Struggling to get himself off the cyborg, Darren slipped one arm out of his jacket and grabbed hold of the nearest object he could find. Bashing the man in the face with it, he filled the van with metal-on-metal clangs as he struggled to get free. In much tighter quarters that prevented him from using his parkour and capoeira skills, it was beginning to show in the form of a mild panic. He needed out of there. He was not equipped to scrape with cyborgs. He was a thief, not a brawler. While he could handle himself in a fight, he’d long ago learned that it meant less to know how to fight than it did to know when to fight. And this was not the latter.

It took him a moment to realize that the cyborg had stopped moving. He had no idea how long he’d been hammering away at it with the metal case, but looking down at it he saw the man lying there, arms and legs twitching like a toy with a malfunctioning remote control. His metallic skull was dented and smashed in several places and one of his dark, glossy black photoreceptors was cracked and crushed in.

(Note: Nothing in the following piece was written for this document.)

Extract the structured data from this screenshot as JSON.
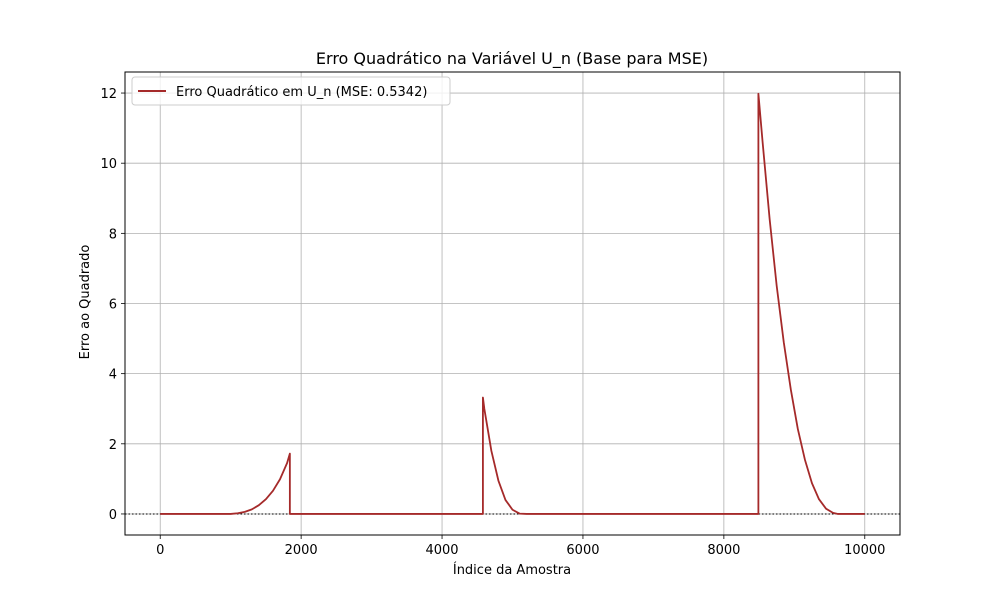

“Shit,” Darren cursed, looking down at the case in his hands. It was familiar somehow, but the crushed in corners and edges and the sprung latch made it difficult to identify. Prying it open despite the mangled hinges, he looked inside to see the familiar shape of the canister he had been sent to retrieve. It was nestled in a bed of form-fitting, shock-absorbent material and a small trickle of some kind of bright neon orange goop was sliding down the length of the cylinder from one end.

“Shit,” he repeated.

“You’ve got that right, kid,” the familiar voice of the cyborg announced. Darren looked over the top of the case to see that the smashed and mangled head of the cyborg was back up off the floor, as was one of its arms. In that arm was, what looked from Darren’s perspective to be, a howitzer, pointed right at his chest. “I told you this was a bad idea. Now you get to be an example to everyone else of what happens when you mess with Solidarity Online.”

“Wai…” Darren began to say, but the electric sizzle of the cyborg’s energy weapon spooling up power cut him off. All he could do was try and shield himself somehow, so he raised the case in his arms, positioning it between the weapon and himself even as the red-orange lance of super-excited death leaped out at him.